RDÉ DIGITAL, COLOMBIA.- Debido a la sequía agravada por el fenómeno de El Niño, comenzó este jueves en varios barrios del centro y el norte de la capital colombiana el racionamiento de agua decretado por la Alcaldía de Bogotá ante los escasos niveles de los embalses que suministran a la ciudad, que cuenta con casi 8 millones de habitantes, con interrupciones del suministro durante 24 horas.
“Ayer, el consumo de agua en la ciudad alcanzó los 17,39 metros cúbicos por segundo.

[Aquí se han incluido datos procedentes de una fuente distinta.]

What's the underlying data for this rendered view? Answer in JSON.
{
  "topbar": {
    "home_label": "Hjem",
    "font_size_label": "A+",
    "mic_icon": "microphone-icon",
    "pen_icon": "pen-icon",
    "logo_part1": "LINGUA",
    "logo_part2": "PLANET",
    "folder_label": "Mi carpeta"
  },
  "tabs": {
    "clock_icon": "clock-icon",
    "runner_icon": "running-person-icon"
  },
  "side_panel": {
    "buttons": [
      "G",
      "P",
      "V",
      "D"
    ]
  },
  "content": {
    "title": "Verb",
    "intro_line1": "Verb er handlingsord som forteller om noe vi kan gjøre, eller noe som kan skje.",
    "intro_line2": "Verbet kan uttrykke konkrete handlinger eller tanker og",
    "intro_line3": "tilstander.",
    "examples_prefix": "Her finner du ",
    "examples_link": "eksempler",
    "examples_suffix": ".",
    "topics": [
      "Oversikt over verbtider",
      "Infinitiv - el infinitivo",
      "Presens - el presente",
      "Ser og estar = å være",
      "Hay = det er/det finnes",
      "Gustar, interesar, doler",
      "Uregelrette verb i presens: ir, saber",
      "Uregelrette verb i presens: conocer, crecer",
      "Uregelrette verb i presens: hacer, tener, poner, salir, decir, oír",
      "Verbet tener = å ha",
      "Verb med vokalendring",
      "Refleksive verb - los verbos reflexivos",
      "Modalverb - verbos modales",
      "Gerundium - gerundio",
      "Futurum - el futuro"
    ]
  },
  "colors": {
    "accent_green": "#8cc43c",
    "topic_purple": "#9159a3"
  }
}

La meta es 15. A fecha del 10 de abril, el nivel de los embalses del Sistema Chingaza era del 16,63 %. El objetivo es alcanzar el 20,3 %”, expresó el alcalde de la capital colombiana, Carlos Fernando Galán, con el inicio de las restricciones.
Galán describió la situación como “crítica” y exhortó a los habitantes a economizar agua.
Este jueves se implementó el racionamiento en el primero de los nueve sectores en los que se ha dividido la ciudad y municipios aledaños, que se turnarán en jornadas de 24 horas sin servicio de agua, una medida adoptada por las autoridades locales de manera indefinida con el fin de reducir el consumo en dos metros cúbicos por segundo.
Cada quince días se revisará la efectividad del racionamiento para determinar si se puede “ajustar, aliviar, mantener o incluso, si es necesario, hacerlo más estricto”, explicó el alcalde.
Debido a la falta de precipitaciones, agravada por el fenómeno de El Niño, los embalses del sistema Chingaza, principal fuente de agua de Bogotá, se encuentran en niveles críticos.
Los otros dos sistemas que abastecen a la capital, el Agregado Norte y el Agregado Sur, tienen una situación un poco mejor, con niveles del 54,23 % y el 44,34 % de su capacidad, respectivamente, pero apenas suministran el 30 % del agua que consume la ciudad, que ronda los ocho millones de habitantes.
“Cada ciudadano debe entender que la mitad de su suministro de agua depende de la existencia del páramo, de la selva que llega a la cordillera y del bosque alto andino, que ya ha sido degradado en un 80 % debido a la siembra de pastos o la minería para la construcción (sic)”, expresó, por su parte, el presidente colombiano, Gustavo Petro, en su cuenta de X.
Petro también hizo un llamado a la conciencia: “Nuestra anticipación ante la crisis climática, en una sequía y un calor impredecibles, nos hizo pensar que La Guajira sería el punto más crítico (en Colombia). Hoy en día, Bogotá ocupa ese lugar (sic)”.
El Gobierno colombiano también ha advertido sobre la necesidad de economizar agua en todo el país, ya que la sequía causada por El Niño ha reducido considerablemente el nivel de los embalses, lo que afecta no solo el suministro de agua sino también la generación de energía eléctrica, dado que la mayor parte de la matriz energética colombiana es hidroeléctrica.